Tony: We can sell all these books on Amazon and not have so much "stuff" around the house. New books we'll buy online if possible, or request them from the university library.
Megan: Great idea. Does this mean I can buy as many books as I want, as long as they are all electronic?
We've sold a lot of books on Amazon. Some old textbooks, novels, reference books, a wide variety. It is nice to have a smaller bookshelf, although I think books can be a conversation starter when people come over, so it makes me a little sad to watch the shelf dwindle down in size. What's left is a very strange eclectic mix of stuff we've deemed too important/interesting/special to sell, or which the market has told us is too value-less to sell.
I've been reading more since I got the Kindle last April. I've bought lots of books for it, and in yesterday's post we discussed reading the newspaper on the Kindle. I would not recommend it for reading heavily referenced non-fiction (i.e. lots of reliance on the index, lots of outside quotations), non-fiction with lots of tables, or for book clubs or other places where there is a mixed group of Kindle and non-Kindle users.

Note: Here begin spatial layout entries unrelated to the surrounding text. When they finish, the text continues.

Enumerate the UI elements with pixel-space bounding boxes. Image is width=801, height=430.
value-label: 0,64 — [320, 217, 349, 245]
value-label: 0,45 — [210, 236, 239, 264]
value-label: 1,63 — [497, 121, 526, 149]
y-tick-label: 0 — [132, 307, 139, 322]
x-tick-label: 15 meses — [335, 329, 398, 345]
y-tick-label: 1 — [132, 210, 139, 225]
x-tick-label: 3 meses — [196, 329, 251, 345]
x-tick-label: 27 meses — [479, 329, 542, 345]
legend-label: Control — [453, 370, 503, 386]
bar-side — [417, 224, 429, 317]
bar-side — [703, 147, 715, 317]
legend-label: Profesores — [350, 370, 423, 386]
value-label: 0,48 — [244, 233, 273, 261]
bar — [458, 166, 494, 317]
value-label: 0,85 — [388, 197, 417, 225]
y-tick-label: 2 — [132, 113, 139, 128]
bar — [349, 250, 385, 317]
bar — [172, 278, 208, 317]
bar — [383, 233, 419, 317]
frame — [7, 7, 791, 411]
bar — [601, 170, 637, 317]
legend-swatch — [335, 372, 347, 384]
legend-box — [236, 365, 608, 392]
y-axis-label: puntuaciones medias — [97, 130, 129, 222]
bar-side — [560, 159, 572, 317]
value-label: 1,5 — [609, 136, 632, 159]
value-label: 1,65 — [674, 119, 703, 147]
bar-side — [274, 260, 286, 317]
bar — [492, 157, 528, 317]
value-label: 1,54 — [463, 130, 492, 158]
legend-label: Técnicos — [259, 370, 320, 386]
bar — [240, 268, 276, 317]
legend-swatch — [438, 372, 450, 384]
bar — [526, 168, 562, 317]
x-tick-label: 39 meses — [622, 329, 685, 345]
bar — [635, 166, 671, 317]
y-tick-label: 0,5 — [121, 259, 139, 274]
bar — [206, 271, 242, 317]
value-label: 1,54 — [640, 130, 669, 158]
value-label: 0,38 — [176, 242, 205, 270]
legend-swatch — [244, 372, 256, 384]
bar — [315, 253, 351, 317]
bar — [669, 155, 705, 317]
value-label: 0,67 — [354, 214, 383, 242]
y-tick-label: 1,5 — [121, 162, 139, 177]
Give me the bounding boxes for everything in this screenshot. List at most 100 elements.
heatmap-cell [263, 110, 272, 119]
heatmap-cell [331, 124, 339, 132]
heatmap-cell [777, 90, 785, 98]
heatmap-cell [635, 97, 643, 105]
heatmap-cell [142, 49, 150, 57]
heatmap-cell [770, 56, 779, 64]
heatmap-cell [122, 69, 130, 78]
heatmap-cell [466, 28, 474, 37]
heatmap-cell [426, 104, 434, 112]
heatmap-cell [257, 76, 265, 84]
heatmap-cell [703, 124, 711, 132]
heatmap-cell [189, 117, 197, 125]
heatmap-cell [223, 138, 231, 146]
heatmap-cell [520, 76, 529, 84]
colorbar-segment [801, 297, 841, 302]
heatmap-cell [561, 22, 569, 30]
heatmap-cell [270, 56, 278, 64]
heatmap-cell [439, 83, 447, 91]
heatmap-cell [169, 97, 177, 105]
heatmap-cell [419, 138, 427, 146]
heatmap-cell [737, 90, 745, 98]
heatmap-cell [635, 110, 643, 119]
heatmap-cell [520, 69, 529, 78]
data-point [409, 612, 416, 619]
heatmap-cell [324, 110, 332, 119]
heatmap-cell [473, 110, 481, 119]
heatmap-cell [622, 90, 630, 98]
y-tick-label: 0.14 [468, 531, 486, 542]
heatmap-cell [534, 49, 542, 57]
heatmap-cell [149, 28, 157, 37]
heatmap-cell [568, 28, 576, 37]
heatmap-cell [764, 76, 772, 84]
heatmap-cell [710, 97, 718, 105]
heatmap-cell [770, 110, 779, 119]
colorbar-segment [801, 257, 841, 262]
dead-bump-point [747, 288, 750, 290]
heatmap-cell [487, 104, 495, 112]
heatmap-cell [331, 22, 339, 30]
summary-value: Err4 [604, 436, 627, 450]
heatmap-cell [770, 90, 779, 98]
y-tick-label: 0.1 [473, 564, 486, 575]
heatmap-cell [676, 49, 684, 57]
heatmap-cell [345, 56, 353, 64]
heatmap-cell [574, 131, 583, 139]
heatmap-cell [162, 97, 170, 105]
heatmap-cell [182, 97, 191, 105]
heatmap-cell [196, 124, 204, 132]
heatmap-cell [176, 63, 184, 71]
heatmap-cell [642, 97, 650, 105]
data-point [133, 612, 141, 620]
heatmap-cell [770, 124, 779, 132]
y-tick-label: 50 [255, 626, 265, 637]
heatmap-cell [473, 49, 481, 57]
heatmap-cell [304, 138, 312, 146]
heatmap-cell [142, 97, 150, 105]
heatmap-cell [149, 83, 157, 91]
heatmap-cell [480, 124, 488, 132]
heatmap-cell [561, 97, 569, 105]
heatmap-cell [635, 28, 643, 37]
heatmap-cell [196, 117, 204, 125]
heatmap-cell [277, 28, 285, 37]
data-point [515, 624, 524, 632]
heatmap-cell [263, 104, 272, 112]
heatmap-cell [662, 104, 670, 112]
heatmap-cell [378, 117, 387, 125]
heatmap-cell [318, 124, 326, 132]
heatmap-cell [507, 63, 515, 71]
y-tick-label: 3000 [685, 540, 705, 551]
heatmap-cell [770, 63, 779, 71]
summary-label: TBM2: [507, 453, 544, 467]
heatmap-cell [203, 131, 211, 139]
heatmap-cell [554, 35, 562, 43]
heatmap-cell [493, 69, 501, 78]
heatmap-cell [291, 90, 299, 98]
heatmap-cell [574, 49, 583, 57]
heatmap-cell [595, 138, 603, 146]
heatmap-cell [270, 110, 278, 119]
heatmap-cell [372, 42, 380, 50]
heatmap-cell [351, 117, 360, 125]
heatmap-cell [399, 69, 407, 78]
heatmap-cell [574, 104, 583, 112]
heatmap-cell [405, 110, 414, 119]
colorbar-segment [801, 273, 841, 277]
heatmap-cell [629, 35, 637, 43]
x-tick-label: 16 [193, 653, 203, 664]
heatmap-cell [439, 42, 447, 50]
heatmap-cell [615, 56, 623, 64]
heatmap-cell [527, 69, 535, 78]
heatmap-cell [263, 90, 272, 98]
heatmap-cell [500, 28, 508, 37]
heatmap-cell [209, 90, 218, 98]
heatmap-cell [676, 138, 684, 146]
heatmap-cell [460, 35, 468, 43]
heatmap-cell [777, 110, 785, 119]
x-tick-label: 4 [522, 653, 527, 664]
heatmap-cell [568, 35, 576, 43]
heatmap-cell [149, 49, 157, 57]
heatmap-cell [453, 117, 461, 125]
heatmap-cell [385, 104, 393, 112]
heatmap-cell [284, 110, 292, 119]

I cover my thoughts on the e-book reader in postings over on my university web site here and here.
I'm still trying to reduce consumption overall, especially when it does take energy to power the Kindle (albeit a small amount), but it's nice to be able to buy a book, read it, and not add to the overall clutter in the house at all. Of course e-books have no resale value, but then again neither do many of the books we're trying to sell on Amazon.